Они взялись ниоткуда и исчезли в никуда. Неужели мне теперь будут нравиться только женщины с детьми? А что мне в ней понравилось? Что обратило внимание? Наверно, материнство. То, что у нее есть сын. Но это тоже только благодаря Наталье, что-то изменилось внутри меня. Впрочем, она была красивая женщина. Почему была, она есть. Идет сейчас, держа малыша за руку, к метро, не сбивая снега с сапог.
Больше никого, наверно, в Лужниках: они и я. Они удаляются, она останется чужая, она не будет… А интересно, я ей понравился?
Я вскакиваю, потом бегу. Я настигаю их у самого входа. Там, где чугунные ворота черного цвета. Почему ворота всегда черного или мрачного цвета?
— Простите. — Она поворачивается, я не могу отдышаться, она мягко улыбается, глядя на меня, мое выбившееся кашне.
— Да?
— Я… я вам понравился?
Она отвечает так, как будто ждала этого вопроса:
— Да. Вы понравились малышу, значит, вы понравились и мне. Это не бывало, чтобы он кого-то целовал на улице. Он никогда не целует никого, кроме меня.

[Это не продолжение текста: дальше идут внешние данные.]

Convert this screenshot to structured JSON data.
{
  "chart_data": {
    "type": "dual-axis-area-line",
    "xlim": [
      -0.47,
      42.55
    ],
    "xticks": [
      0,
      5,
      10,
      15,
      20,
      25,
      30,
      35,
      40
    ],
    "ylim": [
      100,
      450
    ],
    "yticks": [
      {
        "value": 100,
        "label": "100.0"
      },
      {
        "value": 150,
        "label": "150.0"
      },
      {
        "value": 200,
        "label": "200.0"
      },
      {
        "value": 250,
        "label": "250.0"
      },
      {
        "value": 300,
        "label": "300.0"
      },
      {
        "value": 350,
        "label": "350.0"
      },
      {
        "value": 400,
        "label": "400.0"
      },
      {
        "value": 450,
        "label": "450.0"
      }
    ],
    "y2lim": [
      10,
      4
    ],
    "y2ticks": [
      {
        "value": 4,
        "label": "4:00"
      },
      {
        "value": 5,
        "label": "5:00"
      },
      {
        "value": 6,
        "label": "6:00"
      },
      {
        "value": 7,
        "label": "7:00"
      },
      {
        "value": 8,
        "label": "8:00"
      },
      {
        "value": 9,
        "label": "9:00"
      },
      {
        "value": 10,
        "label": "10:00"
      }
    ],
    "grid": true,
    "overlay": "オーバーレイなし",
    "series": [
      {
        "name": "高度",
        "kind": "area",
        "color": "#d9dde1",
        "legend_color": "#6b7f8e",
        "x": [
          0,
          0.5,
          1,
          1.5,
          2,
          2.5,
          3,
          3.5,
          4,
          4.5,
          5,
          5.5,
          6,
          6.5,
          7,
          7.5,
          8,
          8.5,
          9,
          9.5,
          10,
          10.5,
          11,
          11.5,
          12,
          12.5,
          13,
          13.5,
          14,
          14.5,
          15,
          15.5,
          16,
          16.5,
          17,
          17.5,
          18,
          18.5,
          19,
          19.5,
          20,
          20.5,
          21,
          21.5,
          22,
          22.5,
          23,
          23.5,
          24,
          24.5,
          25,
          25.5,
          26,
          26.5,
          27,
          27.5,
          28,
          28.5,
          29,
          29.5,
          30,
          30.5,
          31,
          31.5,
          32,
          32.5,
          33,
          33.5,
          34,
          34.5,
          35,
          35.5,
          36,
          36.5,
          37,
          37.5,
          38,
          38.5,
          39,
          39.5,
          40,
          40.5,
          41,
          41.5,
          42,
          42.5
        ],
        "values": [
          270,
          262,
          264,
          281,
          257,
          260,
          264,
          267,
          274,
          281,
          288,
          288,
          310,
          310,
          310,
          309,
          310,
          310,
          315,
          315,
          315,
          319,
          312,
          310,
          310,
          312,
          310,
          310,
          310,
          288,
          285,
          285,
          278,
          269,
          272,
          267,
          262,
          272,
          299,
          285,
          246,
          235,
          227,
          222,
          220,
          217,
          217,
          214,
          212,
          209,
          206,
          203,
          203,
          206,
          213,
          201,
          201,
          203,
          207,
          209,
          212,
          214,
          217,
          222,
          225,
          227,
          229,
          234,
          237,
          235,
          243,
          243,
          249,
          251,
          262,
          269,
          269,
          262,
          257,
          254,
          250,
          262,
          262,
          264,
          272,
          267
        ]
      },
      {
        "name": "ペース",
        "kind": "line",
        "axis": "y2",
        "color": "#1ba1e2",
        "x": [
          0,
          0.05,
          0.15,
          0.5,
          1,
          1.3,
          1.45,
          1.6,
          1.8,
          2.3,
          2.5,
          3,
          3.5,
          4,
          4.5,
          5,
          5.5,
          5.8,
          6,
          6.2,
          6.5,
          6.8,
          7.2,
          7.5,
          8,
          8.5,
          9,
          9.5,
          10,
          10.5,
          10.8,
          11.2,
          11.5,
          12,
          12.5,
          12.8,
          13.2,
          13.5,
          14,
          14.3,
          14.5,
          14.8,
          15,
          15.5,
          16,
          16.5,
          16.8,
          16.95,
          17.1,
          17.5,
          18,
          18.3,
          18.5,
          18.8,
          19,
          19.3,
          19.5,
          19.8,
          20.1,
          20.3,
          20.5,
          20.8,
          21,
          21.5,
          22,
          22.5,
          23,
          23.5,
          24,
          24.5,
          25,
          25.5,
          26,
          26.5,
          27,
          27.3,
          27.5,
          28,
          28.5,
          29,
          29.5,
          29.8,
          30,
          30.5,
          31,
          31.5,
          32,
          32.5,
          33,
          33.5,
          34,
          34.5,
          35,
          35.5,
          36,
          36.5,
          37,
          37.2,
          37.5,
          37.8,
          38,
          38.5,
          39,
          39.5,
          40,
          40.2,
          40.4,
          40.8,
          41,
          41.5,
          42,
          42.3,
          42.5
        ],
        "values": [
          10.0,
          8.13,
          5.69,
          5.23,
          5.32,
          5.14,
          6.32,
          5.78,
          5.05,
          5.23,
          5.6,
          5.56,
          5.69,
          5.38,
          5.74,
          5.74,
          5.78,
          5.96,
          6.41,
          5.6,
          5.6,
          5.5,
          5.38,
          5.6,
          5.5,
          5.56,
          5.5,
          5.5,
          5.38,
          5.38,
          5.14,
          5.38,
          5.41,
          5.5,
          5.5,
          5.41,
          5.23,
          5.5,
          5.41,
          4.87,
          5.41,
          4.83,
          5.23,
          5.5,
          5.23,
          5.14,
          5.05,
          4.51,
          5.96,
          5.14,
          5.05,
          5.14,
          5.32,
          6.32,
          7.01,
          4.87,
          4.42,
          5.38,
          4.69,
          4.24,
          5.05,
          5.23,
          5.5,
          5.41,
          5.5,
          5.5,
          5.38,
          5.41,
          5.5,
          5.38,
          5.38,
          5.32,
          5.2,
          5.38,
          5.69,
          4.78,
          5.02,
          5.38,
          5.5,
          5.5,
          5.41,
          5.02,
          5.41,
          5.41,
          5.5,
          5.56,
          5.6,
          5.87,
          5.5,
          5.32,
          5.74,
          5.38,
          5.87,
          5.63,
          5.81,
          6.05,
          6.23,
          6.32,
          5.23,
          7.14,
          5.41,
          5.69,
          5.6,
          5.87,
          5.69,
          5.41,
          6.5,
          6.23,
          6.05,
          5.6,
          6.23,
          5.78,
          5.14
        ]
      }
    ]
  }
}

— Мальчик, как ты нас догнал? — спрашивает он.
Какое у нее красивое лицо, мне начинает казаться, что она — это она. Она так ласково глядит на меня, так тепло.
— Случайно. Бежал, бежал и наткнулся.
— Это неправда. Мама, это правда?
— Да. Такое иногда случается, когда взрослые мальчики бегают, бегают и случайно натыкаются… на тебя.